Der Tag beginnt um 7.30 Uhr mit dem Frühstück. Um 8 Uhr gehen einige Patienten zur Arbeit, z.B. zum Gutshof, zur Elektrowerkstatt oder Anstreicherei. Um 11.30 Uhr kommen diese von der Arbeit zurück, und um 12 Uhr ist Mittagessen. Von 13 Uhr - 15.30 Uhr rücken die Arbeiter wieder aus. Die, die keine Arbeit haben, bleiben auf der Station und vertreiben sich die Zeit mit lesen, unterhalten sich oder sitzen vor dem Fernseher.
Die Patienten, die in der Therapie einen Fortschritt gemacht haben, können Gelände- oder Stadtausgang erhalten. Um 17 Uhr gibt es Abendbrot. Anschließend kann jeder machen, was er gerne möchte. So gehen einige zum Billardspielen, gehen kickern oder Tischtennis und Backgammon spielen. Viel wird auch mit dem Personal über persönliche Probleme gesprochen. Um 22 Uhr sieht man kaum noch jemanden, da die meisten in ihrem Zimmer vor dem Fernseher sitzen oder schon schlafen.
Es gibt aber auch Tage, an denen viele Therapiestunden abgehalten werden. So ist jeden Dienstag um 17 Uhr eine Patientenrunde, bei der es nicht selten ganz schön heiß hergeht. Probleme und Beschwerden werden dort vorgebracht und diskutiert. Es kam schon vor, daß diese Runde drei Stunden dauerte. In dieser Runde kann man auch für die kommende Woche Anträge stellen, z.B. Stadtausgang, Urlaub und anderes.
Jeden Donnerstag um 17 Uhr ist eine Kontaktgruppe, bei der persönliche Probleme besprochen werden. Jeder kann über sein Delikt reden, über Gefühle, Sorgen, Trauer oder Freude sprechen, die anschließend diskutiert werden.
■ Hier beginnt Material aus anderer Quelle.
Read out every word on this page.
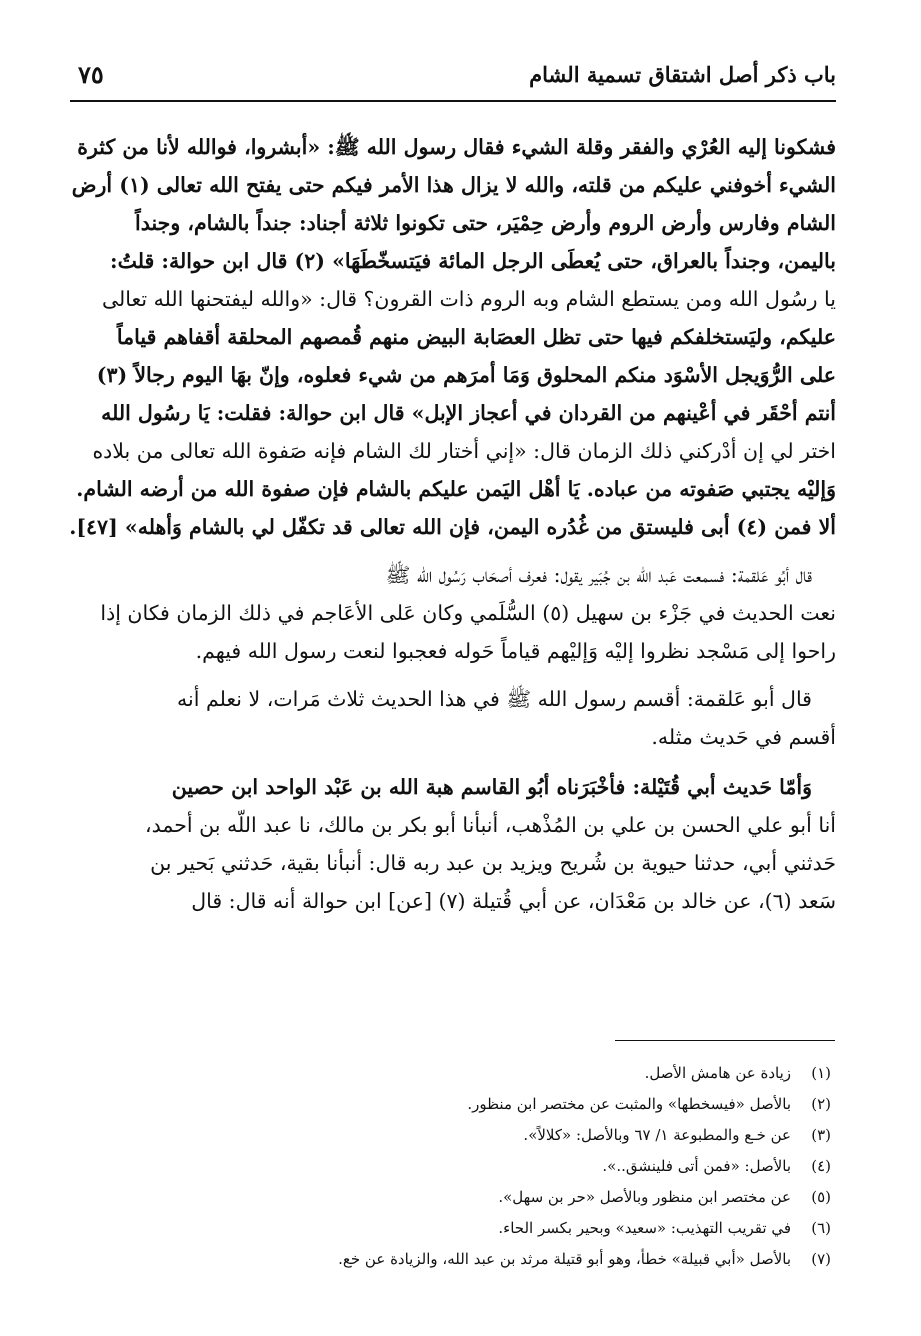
٧٥	باب ذكر أصل اشتقاق تسمية الشام
فشكونا إليه العُرْي والفقر وقلة الشيء فقال رسول الله ﷺ: «أبشروا، فوالله لأنا من كثرة
الشيء أخوفني عليكم من قلته، والله لا يزال هذا الأمر فيكم حتى يفتح الله تعالى (١) أرض
الشام وفارس وأرض الروم وأرض حِمْيَر، حتى تكونوا ثلاثة أجناد: جنداً بالشام، وجنداً
باليمن، وجنداً بالعراق، حتى يُعطَى الرجل المائة فيَتسخّطَهَا» (٢) قال ابن حوالة: قلتُ:
يا رسُول الله ومن يستطع الشام وبه الروم ذات القرون؟ قال: «والله ليفتحنها الله تعالى
عليكم، وليَستخلفكم فيها حتى تظل العصَابة البيض منهم قُمصهم المحلقة أقفاهم قياماً
على الرُّوَيجل الأسْوَد منكم المحلوق وَمَا أمرَهم من شيء فعلوه، وإنّ بهَا اليوم رجالاً (٣)
أنتم أحْقَر في أعْينهم من القردان في أعجاز الإبل» قال ابن حوالة: فقلت: يَا رسُول الله
اختر لي إن أدْركني ذلك الزمان قال: «إني أختار لك الشام فإنه صَفوة الله تعالى من بلاده
وَإليْه يجتبي صَفوته من عباده. يَا أهْل اليَمن عليكم بالشام فإن صفوة الله من أرضه الشام.
ألا فمن (٤) أبى فليستق من غُدُره اليمن، فإن الله تعالى قد تكفّل لي بالشام وَأهله» [٤٧].
قال أبُو عَلقمة: فسمعت عَبد الله بن جُبَير يقول: فعرف أصحَاب رَسُول الله ﷺ
نعت الحديث في جَزْء بن سهيل (٥) السُّلَمي وكان عَلى الأعَاجم في ذلك الزمان فكان إذا
راحوا إلى مَسْجد نظروا إليْه وَإليْهم قياماً حَوله فعجبوا لنعت رسول الله فيهم.
قال أبو عَلقمة: أقسم رسول الله ﷺ في هذا الحديث ثلاث مَرات، لا نعلم أنه
أقسم في حَديث مثله.
وَأمّا حَديث أبي قُتَيْلة: فأخْبَرَناه أبُو القاسم هبة الله بن عَبْد الواحد ابن حصين
أنا أبو علي الحسن بن علي بن المُذْهب، أنبأنا أبو بكر بن مالك، نا عبد اللّه بن أحمد،
حَدثني أبي، حدثنا حيوية بن شُريح ويزيد بن عبد ربه قال: أنبأنا بقية، حَدثني بَحير بن
سَعد (٦)، عن خالد بن مَعْدَان، عن أبي قُتيلة (٧) [عن] ابن حوالة أنه قال: قال
(١)زيادة عن هامش الأصل.
(٢)بالأصل «فيسخطها» والمثبت عن مختصر ابن منظور.
(٣)عن خـع والمطبوعة ١/ ٦٧ وبالأصل: «كلالاً».
(٤)بالأصل: «فمن أتى فلينشق..».
(٥)عن مختصر ابن منظور وبالأصل «حر بن سهل».
(٦)في تقريب التهذيب: «سعيد» وبحير بكسر الحاء.
(٧)بالأصل «أبي قبيلة» خطأ، وهو أبو قتيلة مرثد بن عبد الله، والزيادة عن خع.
Nach solcher Aussprache fühlt man sich manchmal richtig erleichtert.
Ungefähr alle drei Wochen findet eine Art Struktur statt. Was ist darunter Zu verstehen? Der Patient
sitzt auf einer Matte, der Psychologe etwa zwei Meter entfernt auf einem Sitz. Der Patient bringt seine Probleme
vor, die der Psychologe sich anhört und mit ihm diskutiert. Alles wird mit einer Videokamera aufgenommen.
Tage später wird das Videoband in einer Nachbesprechung mit dem Patienten und Personal abgespielt und besprochen.
Diese Nachbesprechungen haben mir schon viel gebracht, und ich habe dadurch einiges dazugelernt.
Zu meinem Körper habe ich eine sogenannte „Antenne" gefunden, die meine Stärken und auch meine Schwächen
aufzeigt.
In nächster Zeit beginnt auch wieder eine Körperwahrnehmungsgruppe und autogenes Training. Es wird hier viel für uns Patienten getan. Wenn man ein Problem hat, kann man sich zu jeder Zeit an das Personal wenden, das sich wirklich viel mit uns befaßt und immer für uns Patienten zu sprechen ist.
Abschließend möchte ich sagen, daß ich auf dieser Station sehr viel gelernt habe. Hätte ich früher eine so gute Therapie gehabt, wäre ich wahrscheinlich nicht auf die schiefe Bahn geraten. Ich habe erkannt, wo meine menschlichen Fehler liegen. Bis ich alle Fehler abgestellt habe, liegt aber noch ein weiter Weg vor mir. Diesen Weg gehe ich geradeaus - ohne Umweg!